BECCS does not capture a large portion of CO2 emissions

BECCS cannot capture the vast majority of carbon released during forest clearing (soil oxidation), wood pellet production, and overseas transport before the wood pellets reach a power plant. In addition, capturing and storing CO2 at a power plant requires energy that is also not captured. A report by NRDC (2021) shows that CO2 losses over the entire ‘BECCS chain’ (from deforestation to CO2 storage) are so great that there is no net carbon removal during BECCS. BECCS is therefore counterproductive. A letter from more than 80 scientists also clearly explains that BECCS is not a climate solution.

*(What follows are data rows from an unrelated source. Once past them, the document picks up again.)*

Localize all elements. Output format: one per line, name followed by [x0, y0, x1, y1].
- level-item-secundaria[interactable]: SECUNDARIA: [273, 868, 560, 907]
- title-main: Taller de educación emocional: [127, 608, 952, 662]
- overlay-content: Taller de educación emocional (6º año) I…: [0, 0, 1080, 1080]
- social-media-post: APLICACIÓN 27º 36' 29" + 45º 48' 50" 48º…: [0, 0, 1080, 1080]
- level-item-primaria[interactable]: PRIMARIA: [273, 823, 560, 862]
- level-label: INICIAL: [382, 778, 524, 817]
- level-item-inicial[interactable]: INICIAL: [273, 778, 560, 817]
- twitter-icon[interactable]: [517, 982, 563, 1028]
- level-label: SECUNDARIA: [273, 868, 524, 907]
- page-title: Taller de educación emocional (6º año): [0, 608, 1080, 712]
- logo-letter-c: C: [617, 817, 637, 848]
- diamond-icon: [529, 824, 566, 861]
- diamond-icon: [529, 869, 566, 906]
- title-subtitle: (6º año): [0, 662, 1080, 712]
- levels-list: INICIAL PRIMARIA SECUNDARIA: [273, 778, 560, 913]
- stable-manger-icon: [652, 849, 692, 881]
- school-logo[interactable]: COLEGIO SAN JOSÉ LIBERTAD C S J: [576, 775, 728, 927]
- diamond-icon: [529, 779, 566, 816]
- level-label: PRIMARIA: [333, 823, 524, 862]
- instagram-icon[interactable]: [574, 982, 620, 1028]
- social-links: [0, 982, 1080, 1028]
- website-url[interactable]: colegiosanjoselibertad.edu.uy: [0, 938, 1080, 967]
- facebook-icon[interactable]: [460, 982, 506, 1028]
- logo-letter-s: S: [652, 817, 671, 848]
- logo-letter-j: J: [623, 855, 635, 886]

BECCS disastrous for forests

BECCS requires a great deal of deforestation. Biodiverse forests are replaced by one-sided tree plantations, if replanting takes place at all. Moreover, it will take decades for new trees to store the carbon that is released in a very short time during combustion. If energy company RWE wanted to fuel its two Dutch coal-fired power stations Amer and Eemshaven entirely with woody biomass in the form of BECCS, this would require no less than 7.5 million tonnes of wood annually. Double the import of biomass that is currently allowed to be fired in all Dutch coal-fired power stations. If Dutch forests were used, our forest would be clear-cut in 5 years.